Fandom: Supernatural
Title: A Thousand Small Cruelties (2/4)
Genre: fic: gen, strong friendship, gentle hints of pre-slash
Characters: Dean, Castiel, Sam, Bobby
Rating: PG-16 for language
Spoiler warning: Spoilers for Season 5, in particular Episode 4 (The End) and Episode 10 (Abandon All Hope)
Warnings: harsh language
Author note: I do not warn for character death in any of my stories, since I consider it a plot spoiler. If character death is an emotional trigger for you, I urge you to avoid my work. Thank you for understanding.
Word Count: Chapter 2: 4050
Disclaimer: All characters from Supernatural are the intellectual property of Eric Kripke, Warner Bros. Television, and Kripke Enterprises. I make no profit from this fanfiction.
Additional Note: Once again, one of my stories has grown past my expectations; thus, instead of consisting of two chapters, "A Thousand Small Cruelties" has expanded to three. Thanks for reading, and sorry for the "interlude-like" feel of this chapter. The final chapter will be posted next week.
Summary: Christmas Eve. Dean is troubled by Castiel’s recent aloofness-and he knows who is to blame.
Chapter 2.
Castiel sits with one of Bobby’s old texts balanced on his knees as he uses a cinnamon stick to poke suspiciously at the mound of whipped cream floating on top of his cider.
“Yeah, mix it in like that, Cas. Then you know what’s good? Drinking it through the cinnamon stick like a straw, but don’t do that just yet. I think it’s still too hot.” Dean is not hovering, not really; he just doesn’t want Castiel to burn his mouth and decide that hot cider sucks. ‘Cause apple cider is awesome.
There’s a snort from the direction of the kitchen. Dean sighs and goes over to deal with his brother. Gotta nip this shit in the bud.
Sure enough, Sam’s standing just out of Castiel’s line of sight, wearing Concerned Bitchface No. 52, but Dean can see the smartass smirk lurking around he edges. “Got a problem, Sammy?”
“Not me. It’s you-you forgot this.” Sam brandishes a teaspoon. “For spoonfeeding your angel. Give me a moment, and I’ll find you a burp cloth.”
“Fuck you, bitch. You’re the one who was griping just an hour ago that I was a dick to Cas. Now that I’m being nicer to him, you’ve got your princess panties all bunched up around your neck.”
“Look, Dean, most human behavior falls into this thing called a continuum.
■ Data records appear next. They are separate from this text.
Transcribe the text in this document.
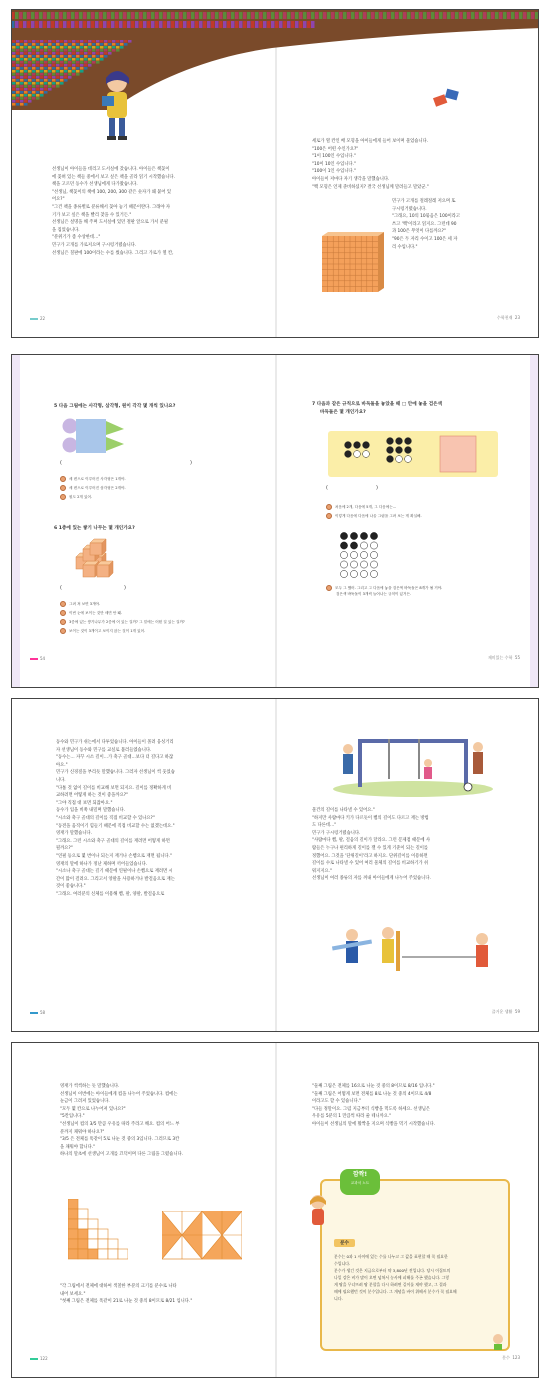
선생님이 아이들을 데리고 도서실에 갔습니다. 아이들은 책꽂이
에 꽂혀 있는 책들 중에서 보고 싶은 책을 골라 읽기 시작했습니다.
책을 고르던 동수가 선생님에게 다가왔습니다.
"선생님, 책꽂이의 책에 100, 200, 300 같은 숫자가 왜 붙어 있
어요?"
"그건 책을 종류별로 분류해서 꽂아 놓기 때문이란다. 그래야 자
기가 보고 싶은 책을 빨리 찾을 수 있거든."
선생님은 설명을 해 주며 도서실에 있던 철판 앞으로 가서 분필
을 집었습니다.
"분위기가 좀 수상한데…"
민구가 고개를 가로저으며 구시렁거렸습니다.
선생님은 칠판에 100이라는 수를 썼습니다. 그리고 가로가 열 칸,
세로가 열 칸인 배 모형을 아이들에게 들어 보이며 물었습니다.
"100은 어떤 수인가요?"
"1이 100인 수입니다."
"10이 10인 수입니다."
"100이 1인 수입니다."
아이들이 저마다 자기 생각을 말했습니다.
"백 모형은 언제 준비하셨지? 결국 선생님께 말려들고 말았군."
민구가 고개를 절레절레 저으며 또
구시렁거렸습니다.
"그래요, 10의 10묶음은 100이라고
쓰고 '백'이라고 읽지요. 그런데 90
과 100은 무엇이 다를까요?"
"90은 두 자리 수이고 100은 세 자
리 수입니다."
22	수학천재 23
5 다음 그림에는 사각형, 삼각형, 원이 각각 몇 개씩 있나요?
(	)
세 변으로 이루어진 사각형은 1개야.
세 변으로 이루어진 삼각형은 2개야.
원도 2개 있어.
6 1층에 있는 쌓기 나무는 몇 개인가요?
(	)
그려 져 보면 3개야.
이번 눈에 보이는 것만 세면 안 돼.
3층에 있는 쌓기나무가 2층에 어 있는 걸까? 그 밑에는 어떤 걸 있는 걸까?
보이는 것이 3개이고 보이지 않는 것이 1개 있어.
7 다음과 같은 규칙으로 바둑돌을 놓았을 때 □ 안에 놓을 검은색
바둑돌은 몇 개인가요?
(	)
처음에 2개, 다음에 5개, 그 다음에는…
이렇게 다음에 다음에 나올 그림을 그려 보는 게 확실해.
모두 그 했어. 그리고 그 다음에 놓을 검은색 바둑돌은 8개가 될 거야.
검은색 바둑돌이 3개씩 늘어나는 규칙이 있거든.
54	재미있는 수학 55
동수와 민구가 쉬는에서 다투었습니다. 아이들이 몰려 웅성거리
자 선생님이 동수와 민구를 교실로 불러들였습니다.
"동수는… 자꾸 시소 길이…가 축구 골대…보다 더 길다고 하잖
아요."
민구가 신경질을 부리듯 말했습니다. 그러자 선생님이 씩 웃었습
니다.
"다툼 것 없이 길이를 비교해 보면 되지요. 길이를 정확하게 비
교하려면 어떻게 하는 것이 좋을까요?"
"그야 직접 대 보면 되잖아요."
동수가 입을 비쭉 내밀며 말했습니다.
"시소와 축구 골대의 길이를 직접 비교할 수 있나요?"
"동전을 움직이기 힘들기 때문에 직접 비교할 수는 없겠는데요."
영재가 말했습니다.
"그래요. 그런 시소와 축구 골대의 길이를 재려면 어떻게 하면
될까요?"
"연필 등으로 몇 번이나 되는지 재거나 손뼘으로 재면 됩니다."
영재의 말에 하나가 정난 제하며 끼어들었습니다.
"시소나 축구 골대는 길기 때문에 연필이나 손뼘으로 재려면 시
간이 많이 걸려요. 그리고서 앙팔을 사용하거나 발걸음으로 재는
것이 좋습니다."
"그래요. 여러분의 신체를 이용해 뼘, 팔, 양팔, 발걸음으로
물건의 길이를 나타낼 수 있어요."
"하지만 사람마다 키가 다르듯이 뼘의 길이도 다르고 재는 방법
도 다른데…"
민구가 구시렁거렸습니다.
"사람마다 뼘, 팔, 걸음의 길이가 달라요. 그런 문제점 때문에 사
람들은 누구나 편리하게 길이를 잴 수 있게 기준이 되는 길이를
정했어요. 그것을 '단위길이'라고 하지요. 단위길이를 이용하면
길이를 수로 나타낼 수 있어 여러 물체의 길이를 비교하기가 쉬
워지지요."
선생님이 여러 종류의 자를 꺼내 아이들에게 나누어 주었습니다.
58	즐거운 생활 59
영재가 씩씩하는 듯 말했습니다.
선생님이 이번에는 아이들에게 컵을 나누어 주었습니다. 컵에는
눈금이 그려져 있었습니다.
"모두 몇 칸으로 나누어져 있나요?"
"5칸입니다."
"선생님이 컵의 3/5 만큼 우유를 따라 주라고 해요. 컵의 어느 부
분까지 채워야 하나요?"
"3/5 은 전체를 똑같이 5로 나눈 것 중의 3입니다. 그러므로 3칸
을 채워야 합니다."
하나의 말초에 선생님이 고개를 끄덕이며 다른 그림을 그렸습니다.
"각 그림에서 전체에 대하여 색칠한 부분의 크기를 분수로 나타
내어 보세요."
"첫째 그림은 전체를 똑같이 21로 나눈 것 중의 8이므로 8/21 입니다."
"둘째 그림은 전체를 16으로 나눈 것 중의 8이므로 8/16 입니다."
"둘째 그림은 어떻게 보면 전체를 8로 나눈 것 중의 4이므로 4/8
이라고도 할 수 있습니다."
"다들 정말이요. 그럼 지금부터 식빵을 먹도록 하세요. 선생님은
우유를 5분의 1 만큼씩 따라 줄 테니까요."
아이들이 선생님의 말에 활짝을 지으며 식빵을 먹기 시작했습니다.
깜짝!
교과서 노트
분수
분수는 0과 1 사이에 있는 수를 나누고 그 값을 표현할 때 꼭 필요한
수입니다.
분수가 생긴 것은 지금으로부터 약 3,800년 전입니다. 당시 이집트의
나일 강은 비가 많이 오면 넘쳐서 농사에 피해를 주곤 했습니다. 그렇
게 땅을 무너뜨려 땅 분할을 다시 하려면 길이를 재야 했고, 그 결과
때에 필요했던 것이 분수입니다. 그 개념을 바이 위해서 분수가 꼭 필요해
니다.
122	분수 123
Normal people would’ve started out with a little more consideration, maybe even friendliness. Not you, though: you jump straight from being a dick to creepy angel-stalking, stopping just short of inappropriate touches-er, there hasn’t been any inappropriate touching yet, has there?”
“Laugh it up, asswipe. Glad to see you’re enjoying this.” Dean scowls at Sam’s smirk, but there’s no real anger behind it. Maybe because for the first time in weeks, things feel a little more normal between him and Sam. Between him and the world.
“Oh, I’m having a party, but the question is, what about Cas? I think you’re making him uncomfortable.”
Dean leans back to glance into the living room. Castiel has dispensed with the cinnamon stick and is setting the mug on the side table, his tongue darting out to clean the whipped cream from his lip. He turns a page and frowns slightly at the text. Dean stares, mesmerized for a moment, before he remembers that Sam is watching him watch Cas.
“Shut up,” he warns, flushing. “Cas is fine; I’m fine; you’re mental, but we all were told decades ago to treat you like a norm, so fa-la-la-la-la yourself, bitch.”
“Jerk,” Sam replies amiably, and there’s a brief slap fight between them before Bobby rolls in, clipping their ankles with his wheels.
“Idjits,” Bobby growls around their yelps of pain. “Either one of you princesses thought about starting dinner, or didja think you’d just bring groceries and leave me to do all the work?” He glares as they hang their heads and shuffle their feet. “That’s what I thought. Dean, light the stove and pull that damn turkey-with-gravy crap outta the freezer. Looks like cat food, but since you boys brought it, you better cook it. Sam, get the pot out and start the instant mashed potatoes-don’t give me that stupid look, boy! If you can put together a damn summoning spell, you can follow the directions on a box of potatoes! Chuckleheads.”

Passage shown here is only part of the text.